I was fooled by a woman once, but so was everybody else (let's just call her Jane). At first she seemed so kind and friendly and she chatted to everyone. I got to know her and I found her fun and easy to talk to. But she started badmouthing all the people who liked her, even though I still witnessed her being all loving and friendly with them. One of them said to her that her mother was in hospital and she was going to visit her today, and Jane was all sympathetic, but as soon as the woman's back was turn, Jane said to me, "I don't even care!" I found that rather nasty of her, even though the woman didn't know she said it. Also she used to act like her s**t doesn't stink, and tell lies to make her look high-class, even though something told me she wasn't.
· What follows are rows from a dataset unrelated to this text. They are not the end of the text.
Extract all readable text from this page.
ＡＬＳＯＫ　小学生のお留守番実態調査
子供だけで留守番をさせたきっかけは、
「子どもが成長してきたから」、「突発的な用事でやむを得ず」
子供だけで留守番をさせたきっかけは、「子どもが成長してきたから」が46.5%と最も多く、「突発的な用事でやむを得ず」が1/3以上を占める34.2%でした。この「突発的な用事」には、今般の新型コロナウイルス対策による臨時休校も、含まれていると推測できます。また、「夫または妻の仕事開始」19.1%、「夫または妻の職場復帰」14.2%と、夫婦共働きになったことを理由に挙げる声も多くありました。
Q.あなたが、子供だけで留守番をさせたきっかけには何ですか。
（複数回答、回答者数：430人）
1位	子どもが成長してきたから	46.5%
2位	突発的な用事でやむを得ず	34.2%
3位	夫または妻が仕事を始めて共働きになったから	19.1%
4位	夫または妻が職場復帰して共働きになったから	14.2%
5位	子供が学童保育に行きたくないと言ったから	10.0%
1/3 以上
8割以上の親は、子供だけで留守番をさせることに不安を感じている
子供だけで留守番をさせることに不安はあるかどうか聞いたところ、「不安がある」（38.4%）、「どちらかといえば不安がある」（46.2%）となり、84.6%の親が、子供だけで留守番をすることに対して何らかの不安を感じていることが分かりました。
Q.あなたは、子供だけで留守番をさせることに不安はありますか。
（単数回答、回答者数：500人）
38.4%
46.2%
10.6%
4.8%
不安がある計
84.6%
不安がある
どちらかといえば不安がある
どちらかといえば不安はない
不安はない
Then one day me and Jane fell out, just because she hinted that she was using her boyfriend just for money and it seemed she was stringing him along. I just told her that he's going to get his feelings hurt one day because it sounded like he loved her, and she yelled at me and told me never to speak to her again. And she literally never spoke to me again even when she had to serve me (she was a regular bus driver on my bus). She actually hated me. And when I got a cleaning job at the bus garage where she was based at, she told the others how pleased she was for me and how good news it was. But that was fake too because she hated me, and not long after I started she resigned. I assume it was because I had started and she didn't want to be working in the same bus company as me.

Yes, she was the fakest person I have ever met.
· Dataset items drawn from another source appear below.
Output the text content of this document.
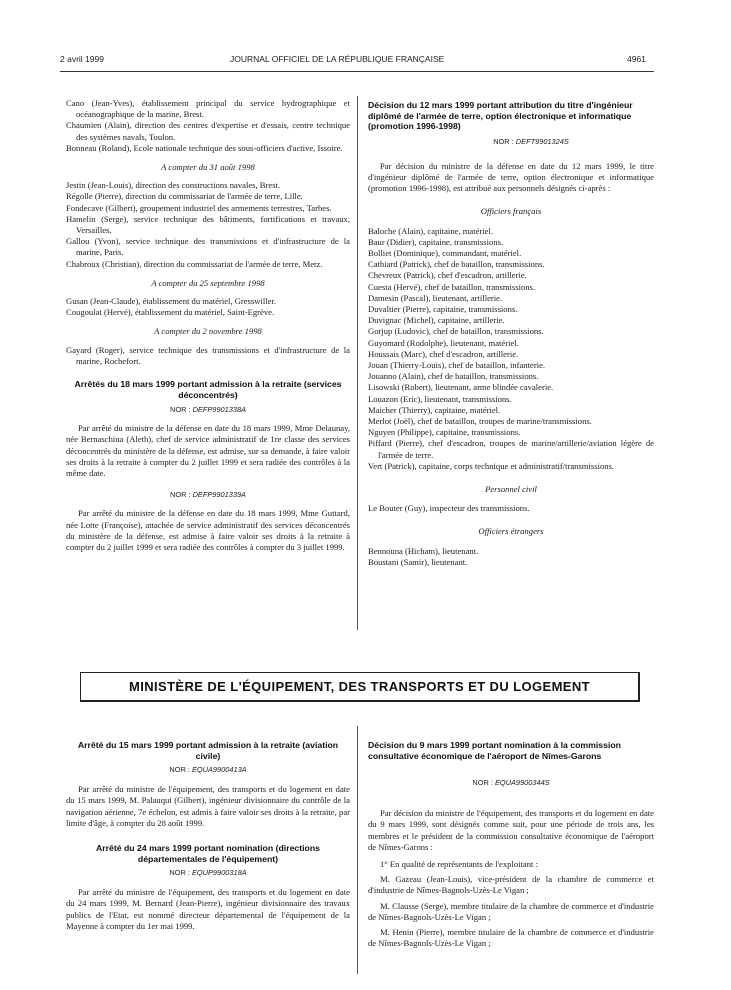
2 avril 1999	JOURNAL OFFICIEL DE LA RÉPUBLIQUE FRANÇAISE	4961

Cano (Jean-Yves), établissement principal du service hydrographique et océanographique de la marine, Brest.

Chaumien (Alain), direction des centres d'expertise et d'essais, centre technique des systèmes navals, Toulon.

Bonneau (Roland), Ecole nationale technique des sous-officiers d'active, Issoire.

A compter du 31 août 1998

Jestin (Jean-Louis), direction des constructions navales, Brest.

Régolle (Pierre), direction du commissariat de l'armée de terre, Lille.

Fondecave (Gilbert), groupement industriel des armements terrestres, Tarbes.

Hamelin (Serge), service technique des bâtiments, fortifications et travaux, Versailles.

Gallou (Yvon), service technique des transmissions et d'infrastructure de la marine, Paris.

Chabroux (Christian), direction du commissariat de l'armée de terre, Metz.

A compter du 25 septembre 1998

Gusan (Jean-Claude), établissement du matériel, Gresswiller.

Cougoulat (Hervé), établissement du matériel, Saint-Egrève.

A compter du 2 novembre 1998

Gayard (Roger), service technique des transmissions et d'infrastructure de la marine, Rochefort.

Arrêtés du 18 mars 1999 portant admission à la retraite (services déconcentrés)

NOR : DEFP9901338A

Par arrêté du ministre de la défense en date du 18 mars 1999, Mme Delaunay, née Bernaschina (Aleth), chef de service administratif de 1re classe des services déconcentrés du ministère de la défense, est admise, sur sa demande, à faire valoir ses droits à la retraite à compter du 2 juillet 1999 et sera radiée des contrôles à la même date.

NOR : DEFP9901339A

Par arrêté du ministre de la défense en date du 18 mars 1999, Mme Guttard, née Lotte (Françoise), attachée de service administratif des services déconcentrés du ministère de la défense, est admise à faire valoir ses droits à la retraite à compter du 2 juillet 1999 et sera radiée des contrôles à compter du 3 juillet 1999.

Décision du 12 mars 1999 portant attribution du titre d'ingénieur diplômé de l'armée de terre, option électronique et informatique (promotion 1996-1998)

NOR : DEFT9901324S

Par décision du ministre de la défense en date du 12 mars 1999, le titre d'ingénieur diplômé de l'armée de terre, option électronique et informatique (promotion 1996-1998), est attribué aux personnels désignés ci-après :

Officiers français

Baloche (Alain), capitaine, matériel.

Baur (Didier), capitaine, transmissions.

Bolliet (Dominique), commandant, matériel.

Cathiard (Patrick), chef de bataillon, transmissions.

Chevreux (Patrick), chef d'escadron, artillerie.

Cuesta (Hervé), chef de bataillon, transmissions.

Damesin (Pascal), lieutenant, artillerie.

Duvaltier (Pierre), capitaine, transmissions.

Duvignac (Michel), capitaine, artillerie.

Gorjup (Ludovic), chef de bataillon, transmissions.

Guyomard (Rodolphe), lieutenant, matériel.

Houssais (Marc), chef d'escadron, artillerie.

Jouan (Thierry-Louis), chef de bataillon, infanterie.

Jouanno (Alain), chef de bataillon, transmissions.

Lisowski (Robert), lieutenant, arme blindée cavalerie.

Louazon (Eric), lieutenant, transmissions.

Maicher (Thierry), capitaine, matériel.

Merlot (Joël), chef de bataillon, troupes de marine/transmissions.

Nguyen (Philippe), capitaine, transmissions.

Piffard (Pierre), chef d'escadron, troupes de marine/artillerie/aviation légère de l'armée de terre.

Vert (Patrick), capitaine, corps technique et administratif/transmissions.

Personnel civil

Le Bouter (Guy), inspecteur des transmissions.

Officiers étrangers

Bennouna (Hicham), lieutenant.

Boustani (Samir), lieutenant.

MINISTÈRE DE L'ÉQUIPEMENT, DES TRANSPORTS ET DU LOGEMENT
Arrêté du 15 mars 1999 portant admission à la retraite (aviation civile)

NOR : EQUA9900413A

Par arrêté du ministre de l'équipement, des transports et du logement en date du 15 mars 1999, M. Palauqui (Gilbert), ingénieur divisionnaire du contrôle de la navigation aérienne, 7e échelon, est admis à faire valoir ses droits à la retraite, par limite d'âge, à compter du 28 août 1999.

Arrêté du 24 mars 1999 portant nomination (directions départementales de l'équipement)

NOR : EQUP9900318A

Par arrêté du ministre de l'équipement, des transports et du logement en date du 24 mars 1999, M. Bernard (Jean-Pierre), ingénieur divisionnaire des travaux publics de l'Etat, est nommé directeur départemental de l'équipement de la Mayenne à compter du 1er mai 1999.

Décision du 9 mars 1999 portant nomination à la commission consultative économique de l'aéroport de Nîmes-Garons

NOR : EQUA9900344S

Par décision du ministre de l'équipement, des transports et du logement en date du 9 mars 1999, sont désignés comme suit, pour une période de trois ans, les membres et le président de la commission consultative économique de l'aéroport de Nîmes-Garons :

1° En qualité de représentants de l'exploitant :

M. Gazeau (Jean-Louis), vice-président de la chambre de commerce et d'industrie de Nîmes-Bagnols-Uzès-Le Vigan ;

M. Clausse (Serge), membre titulaire de la chambre de commerce et d'industrie de Nîmes-Bagnols-Uzès-Le Vigan ;

M. Henin (Pierre), membre titulaire de la chambre de commerce et d'industrie de Nîmes-Bagnols-Uzès-Le Vigan ;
Joe90, I have had phony "friends" myself and just to name a few
1. I was close to a woman for 8 years who turned out to be a frenemy. During that time, she was very deceitful while pretending to care while pulling lots of nasty stunts that I won't get into. She dumped me nearly 6 years ago and revealed that she didn't like me at all and was using me for things.
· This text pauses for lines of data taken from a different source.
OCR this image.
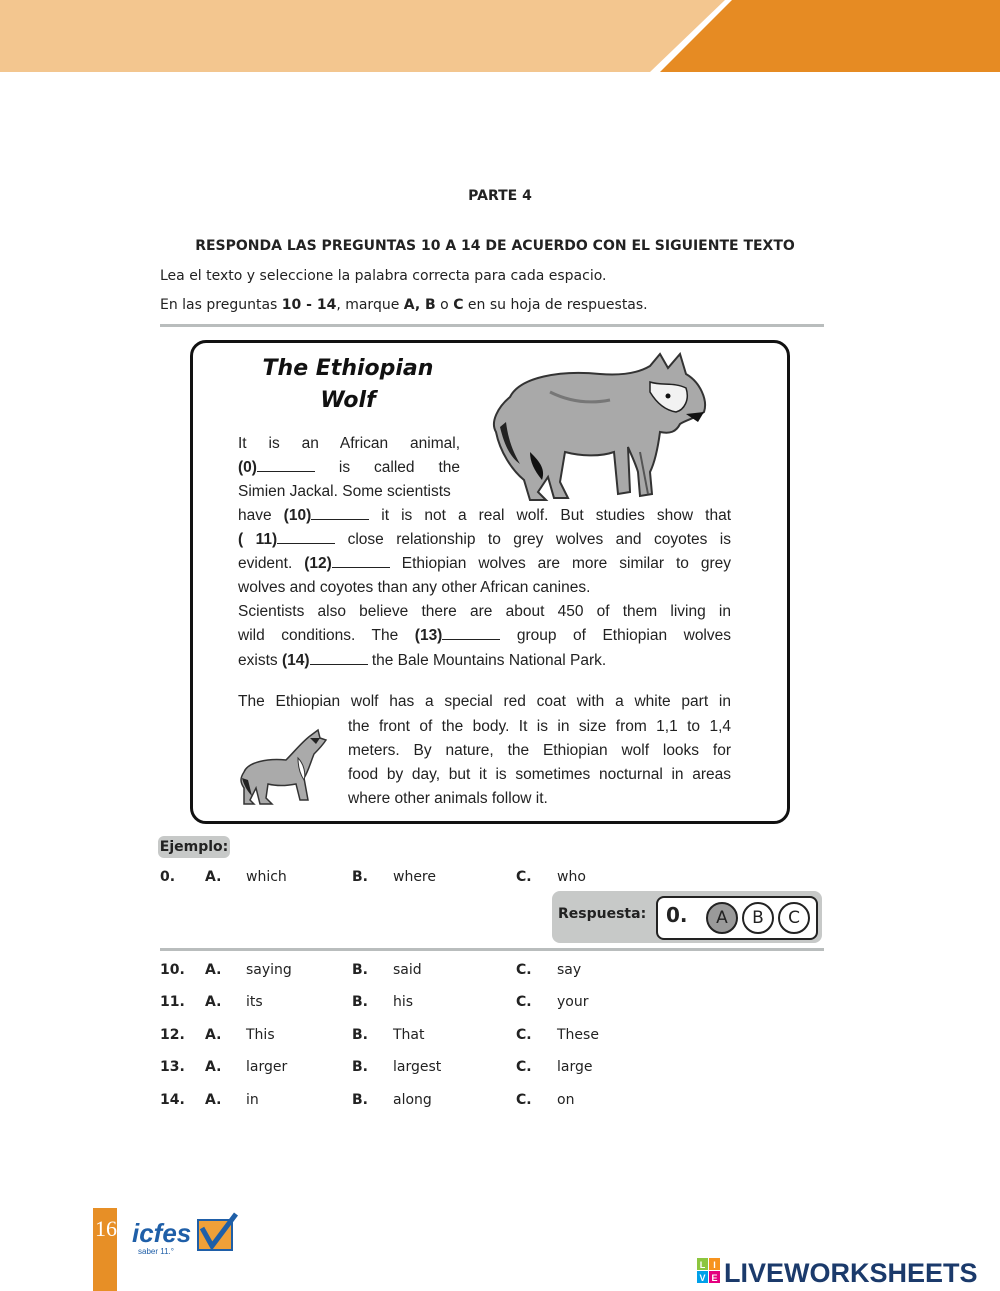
PARTE 4
RESPONDA LAS PREGUNTAS 10 A 14 DE ACUERDO CON EL SIGUIENTE TEXTO
Lea el texto y seleccione la palabra correcta para cada espacio.
En las preguntas 10 - 14, marque A, B o C en su hoja de respuestas.
The Ethiopian
Wolf
It is an African animal,
(0)	is called the
Simien Jackal. Some scientists
have (10)	it is not a real wolf. But studies show that
( 11)	close relationship to grey wolves and coyotes is
evident. (12)	Ethiopian wolves are more similar to grey
wolves and coyotes than any other African canines.
Scientists also believe there are about 450 of them living in
wild conditions. The (13)	group of Ethiopian wolves
exists (14)	the Bale Mountains National Park.
The Ethiopian wolf has a special red coat with a white part in
the front of the body. It is in size from 1,1 to 1,4
meters. By nature, the Ethiopian wolf looks for
food by day, but it is sometimes nocturnal in areas
where other animals follow it.
Ejemplo:
0. A. which	B. where	C. who
Respuesta: 0.	A	B	C
10. A. saying	B. said	C. say
11. A. its	B. his	C. your
12. A. This	B. That	C. These
13. A. larger	B. largest	C. large
14. A. in	B. along	C. on
16 icfes
saber 11.°
L I
V E LIVEWORKSHEETS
2. I also was "Friends" with someone who was similar to the woman you were describing. She was also extremely deceptive and a user to everyone that worked thereby acting like she was your friend.

Baldman,
Usually, when someone is phony like that in which they are nice to your face while making fun of you indicates that you have a trait, quality or some other thing they want. They take what they feel about themselves and put you down. For example, I wear short hair and other women might call me names like "Ugly:" to get the attention off themselves because they are afraid I might make fun of them. The same applies to the woman who was calling you insecure. It sounds like she was really talking about herself. Someone who is secure isn't going to comment on the way someone else looks.

When I mean insecure, we live in a culture that tells everyone how they should dress and look. At the moment, people are getting multiple tattoos and body piercings. I don't have either of those things and don't want them. I am also really outgoing and will tell everyone what I am doing at the moment.